You can be forgiven if you never heard of the International Volleyball Association – the mid-1970s co-ed pro circuit that aimed to draft off the rising popularity of Olympic and beach volleyball during America’s wildest sports decade – but the high-wattage media and entertainment moguls behind its creation at the time certainly cannot.

The IVA was the brainchild of prolific Hollywood television and film producer David Wolper (Roots, The Thorn Birds and Willy Wonka & the Chocolate Factory to name a mere few) – who became smitten with the sport while filming documentary footage of the 1972 Olympics in Munich.

Wolper quickly recruited a who’s who of well-connected LA-based investors – including ABC-TV (later Paramount and Fox) chief Barry Diller, as well as Motown music studio founder/movie producer aspirant Berry Gordy – and by 1975, a five-team California and Southwest-centric league bowed before modest, but enthusiastic crowds.

Ironically, with nary a television contract in sight (despite players Mary Jo Peppler and Linda Fernandez appearing on ABC’s Superstars competition, and coverage of 1977’s IVA All-Star Game on CBS’ Sports Spectacular), most of the big-name investors had pulled out by 1976.
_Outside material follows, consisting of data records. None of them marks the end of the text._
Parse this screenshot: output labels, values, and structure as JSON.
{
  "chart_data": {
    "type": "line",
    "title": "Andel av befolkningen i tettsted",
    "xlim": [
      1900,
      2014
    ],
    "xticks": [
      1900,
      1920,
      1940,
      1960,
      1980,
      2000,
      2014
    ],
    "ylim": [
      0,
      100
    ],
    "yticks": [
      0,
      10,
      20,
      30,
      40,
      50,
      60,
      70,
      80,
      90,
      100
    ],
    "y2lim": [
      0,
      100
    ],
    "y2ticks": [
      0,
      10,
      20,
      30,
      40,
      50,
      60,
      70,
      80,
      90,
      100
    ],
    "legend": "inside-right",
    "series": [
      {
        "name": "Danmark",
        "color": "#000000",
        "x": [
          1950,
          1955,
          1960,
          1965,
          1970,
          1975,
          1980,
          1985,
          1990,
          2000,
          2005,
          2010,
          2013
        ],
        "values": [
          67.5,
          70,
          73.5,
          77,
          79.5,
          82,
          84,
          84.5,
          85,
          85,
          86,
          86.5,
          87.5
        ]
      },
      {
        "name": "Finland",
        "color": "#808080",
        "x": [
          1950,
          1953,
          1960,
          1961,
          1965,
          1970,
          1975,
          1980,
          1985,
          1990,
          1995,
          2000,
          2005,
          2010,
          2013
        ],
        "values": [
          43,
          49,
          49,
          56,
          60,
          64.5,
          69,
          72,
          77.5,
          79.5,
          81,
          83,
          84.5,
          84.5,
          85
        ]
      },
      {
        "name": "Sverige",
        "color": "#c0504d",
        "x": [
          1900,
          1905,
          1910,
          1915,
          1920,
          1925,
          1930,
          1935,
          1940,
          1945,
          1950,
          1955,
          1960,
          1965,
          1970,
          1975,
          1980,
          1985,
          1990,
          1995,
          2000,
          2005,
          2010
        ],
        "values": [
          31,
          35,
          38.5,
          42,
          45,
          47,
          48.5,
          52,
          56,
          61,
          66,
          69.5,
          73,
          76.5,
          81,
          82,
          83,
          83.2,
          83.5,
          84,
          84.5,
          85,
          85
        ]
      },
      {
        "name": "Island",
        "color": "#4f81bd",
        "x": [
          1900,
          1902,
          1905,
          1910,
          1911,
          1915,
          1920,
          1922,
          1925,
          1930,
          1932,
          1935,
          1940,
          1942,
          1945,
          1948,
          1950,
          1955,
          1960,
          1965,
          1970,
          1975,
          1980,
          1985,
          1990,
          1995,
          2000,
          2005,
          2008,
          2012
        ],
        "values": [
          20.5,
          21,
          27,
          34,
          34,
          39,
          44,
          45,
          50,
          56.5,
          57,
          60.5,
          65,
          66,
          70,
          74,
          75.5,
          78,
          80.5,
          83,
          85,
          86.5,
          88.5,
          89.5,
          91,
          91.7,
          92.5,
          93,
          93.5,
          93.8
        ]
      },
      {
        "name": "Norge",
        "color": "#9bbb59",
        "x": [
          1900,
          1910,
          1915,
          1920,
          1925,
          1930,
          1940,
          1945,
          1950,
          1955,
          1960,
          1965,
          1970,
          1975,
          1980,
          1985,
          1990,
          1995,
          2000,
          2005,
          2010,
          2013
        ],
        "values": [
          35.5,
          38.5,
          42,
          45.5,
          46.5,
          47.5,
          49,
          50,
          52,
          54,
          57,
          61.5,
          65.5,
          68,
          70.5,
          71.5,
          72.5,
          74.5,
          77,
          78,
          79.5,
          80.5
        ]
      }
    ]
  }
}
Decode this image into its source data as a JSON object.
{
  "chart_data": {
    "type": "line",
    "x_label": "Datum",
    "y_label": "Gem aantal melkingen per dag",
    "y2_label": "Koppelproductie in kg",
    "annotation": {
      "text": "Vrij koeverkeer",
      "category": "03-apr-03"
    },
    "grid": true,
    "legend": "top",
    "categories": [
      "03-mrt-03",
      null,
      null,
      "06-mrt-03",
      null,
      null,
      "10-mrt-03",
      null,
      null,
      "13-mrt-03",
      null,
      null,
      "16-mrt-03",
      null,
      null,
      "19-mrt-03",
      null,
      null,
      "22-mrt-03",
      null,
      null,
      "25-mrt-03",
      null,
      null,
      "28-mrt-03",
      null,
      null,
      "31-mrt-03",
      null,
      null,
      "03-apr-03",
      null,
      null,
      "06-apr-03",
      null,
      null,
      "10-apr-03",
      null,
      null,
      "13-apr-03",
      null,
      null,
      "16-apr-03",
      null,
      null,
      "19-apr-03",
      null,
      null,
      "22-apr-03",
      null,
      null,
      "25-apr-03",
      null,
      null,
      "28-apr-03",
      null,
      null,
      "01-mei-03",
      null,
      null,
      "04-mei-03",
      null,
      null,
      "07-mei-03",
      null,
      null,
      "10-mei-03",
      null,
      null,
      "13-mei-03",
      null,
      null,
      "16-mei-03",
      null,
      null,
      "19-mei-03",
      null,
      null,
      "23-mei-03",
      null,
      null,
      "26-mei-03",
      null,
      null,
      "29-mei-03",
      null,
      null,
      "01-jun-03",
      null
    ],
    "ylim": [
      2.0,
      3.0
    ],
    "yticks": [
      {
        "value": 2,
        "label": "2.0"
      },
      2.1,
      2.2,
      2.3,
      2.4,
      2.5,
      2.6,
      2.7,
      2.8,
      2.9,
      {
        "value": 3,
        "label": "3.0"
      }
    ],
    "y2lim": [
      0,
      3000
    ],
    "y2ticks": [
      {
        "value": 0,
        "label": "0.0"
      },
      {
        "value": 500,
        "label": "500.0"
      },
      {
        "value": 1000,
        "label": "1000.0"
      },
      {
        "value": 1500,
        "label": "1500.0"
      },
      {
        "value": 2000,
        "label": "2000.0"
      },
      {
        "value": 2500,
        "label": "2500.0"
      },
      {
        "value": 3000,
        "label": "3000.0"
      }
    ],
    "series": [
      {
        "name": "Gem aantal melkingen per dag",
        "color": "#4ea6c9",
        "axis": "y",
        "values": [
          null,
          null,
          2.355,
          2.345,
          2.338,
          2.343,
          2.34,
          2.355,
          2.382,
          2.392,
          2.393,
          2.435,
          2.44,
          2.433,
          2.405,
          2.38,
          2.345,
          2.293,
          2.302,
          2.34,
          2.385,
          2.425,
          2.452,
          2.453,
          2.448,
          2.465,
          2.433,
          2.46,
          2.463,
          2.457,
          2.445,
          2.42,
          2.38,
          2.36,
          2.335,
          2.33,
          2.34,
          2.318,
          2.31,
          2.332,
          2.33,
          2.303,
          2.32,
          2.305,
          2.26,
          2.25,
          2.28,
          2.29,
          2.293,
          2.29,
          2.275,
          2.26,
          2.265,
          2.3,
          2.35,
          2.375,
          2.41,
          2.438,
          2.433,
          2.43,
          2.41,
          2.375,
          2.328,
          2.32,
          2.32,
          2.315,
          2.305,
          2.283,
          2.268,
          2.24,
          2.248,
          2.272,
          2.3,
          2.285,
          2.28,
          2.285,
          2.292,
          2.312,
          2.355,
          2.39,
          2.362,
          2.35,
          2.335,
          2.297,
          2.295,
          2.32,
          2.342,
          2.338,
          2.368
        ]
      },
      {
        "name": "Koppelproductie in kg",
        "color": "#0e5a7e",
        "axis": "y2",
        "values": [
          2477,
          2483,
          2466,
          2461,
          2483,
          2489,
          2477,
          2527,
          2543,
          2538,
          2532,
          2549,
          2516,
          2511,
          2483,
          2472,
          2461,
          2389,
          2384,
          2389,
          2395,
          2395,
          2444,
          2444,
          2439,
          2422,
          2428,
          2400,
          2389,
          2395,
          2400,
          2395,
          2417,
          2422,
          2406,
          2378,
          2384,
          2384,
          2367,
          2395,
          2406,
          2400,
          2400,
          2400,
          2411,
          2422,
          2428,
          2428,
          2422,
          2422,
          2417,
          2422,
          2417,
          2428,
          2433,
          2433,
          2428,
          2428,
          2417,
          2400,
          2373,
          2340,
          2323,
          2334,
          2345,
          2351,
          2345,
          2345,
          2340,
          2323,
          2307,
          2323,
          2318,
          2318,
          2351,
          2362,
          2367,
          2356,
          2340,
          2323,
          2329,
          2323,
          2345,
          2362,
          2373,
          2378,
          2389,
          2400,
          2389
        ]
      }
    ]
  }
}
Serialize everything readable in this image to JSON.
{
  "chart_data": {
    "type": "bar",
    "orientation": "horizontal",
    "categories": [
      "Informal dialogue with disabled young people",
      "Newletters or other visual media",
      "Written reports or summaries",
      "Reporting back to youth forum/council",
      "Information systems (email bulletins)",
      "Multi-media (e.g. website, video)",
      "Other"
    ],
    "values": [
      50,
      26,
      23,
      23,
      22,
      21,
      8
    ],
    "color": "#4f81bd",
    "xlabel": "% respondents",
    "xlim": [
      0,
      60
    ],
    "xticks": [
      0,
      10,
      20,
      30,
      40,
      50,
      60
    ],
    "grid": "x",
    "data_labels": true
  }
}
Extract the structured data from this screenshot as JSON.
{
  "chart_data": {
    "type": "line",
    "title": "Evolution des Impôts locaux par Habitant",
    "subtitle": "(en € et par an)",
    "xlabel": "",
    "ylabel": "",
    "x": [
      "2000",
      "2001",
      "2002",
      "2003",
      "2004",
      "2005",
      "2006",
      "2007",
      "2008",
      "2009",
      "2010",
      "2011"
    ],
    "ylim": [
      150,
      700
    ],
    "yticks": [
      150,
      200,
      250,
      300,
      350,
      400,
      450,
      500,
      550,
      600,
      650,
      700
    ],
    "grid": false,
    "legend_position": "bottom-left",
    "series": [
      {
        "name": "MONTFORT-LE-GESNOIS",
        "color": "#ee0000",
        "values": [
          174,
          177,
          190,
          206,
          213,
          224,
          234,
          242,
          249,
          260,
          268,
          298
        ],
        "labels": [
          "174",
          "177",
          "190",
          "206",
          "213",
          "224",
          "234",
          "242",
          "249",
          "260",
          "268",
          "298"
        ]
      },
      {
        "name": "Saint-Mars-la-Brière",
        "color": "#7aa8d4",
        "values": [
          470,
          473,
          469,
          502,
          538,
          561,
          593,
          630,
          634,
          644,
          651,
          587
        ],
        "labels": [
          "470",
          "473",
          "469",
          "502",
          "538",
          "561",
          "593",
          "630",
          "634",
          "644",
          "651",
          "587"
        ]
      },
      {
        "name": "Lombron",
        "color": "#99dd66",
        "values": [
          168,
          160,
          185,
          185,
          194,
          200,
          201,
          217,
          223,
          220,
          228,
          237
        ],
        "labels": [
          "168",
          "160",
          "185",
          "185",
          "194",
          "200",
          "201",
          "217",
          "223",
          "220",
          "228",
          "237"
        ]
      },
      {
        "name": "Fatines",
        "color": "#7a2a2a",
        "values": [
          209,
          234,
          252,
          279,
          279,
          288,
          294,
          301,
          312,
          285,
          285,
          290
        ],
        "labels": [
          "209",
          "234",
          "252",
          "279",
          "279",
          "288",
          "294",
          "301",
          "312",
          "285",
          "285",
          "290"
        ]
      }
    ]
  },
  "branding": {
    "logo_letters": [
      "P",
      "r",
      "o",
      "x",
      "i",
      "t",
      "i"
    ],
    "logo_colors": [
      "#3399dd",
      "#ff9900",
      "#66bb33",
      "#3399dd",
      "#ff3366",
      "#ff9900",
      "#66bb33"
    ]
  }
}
Volleyball publisher Jim Bartlett stepped in to quietly stabilize the league, with legendary basketball big man and beach enthusiast Wilt Chamberlain joining for various roles as player, coach, commissioner, and publicity magnet.  But neither could ultimately overcome the PR disaster of a 1979 mid-match police bust of Denver Comets owner-brothers Robert and David Casey (for drug trafficking), nor the promotion-deflating boycott of the 1980 Summer Olympics where the US women’s team was expected to medal.

IVA standout and beach volleyball legend Jay Hanseth joins the podcast to help “dig” into one of pro sports’ most enigmatic and endlessly fascinating leagues.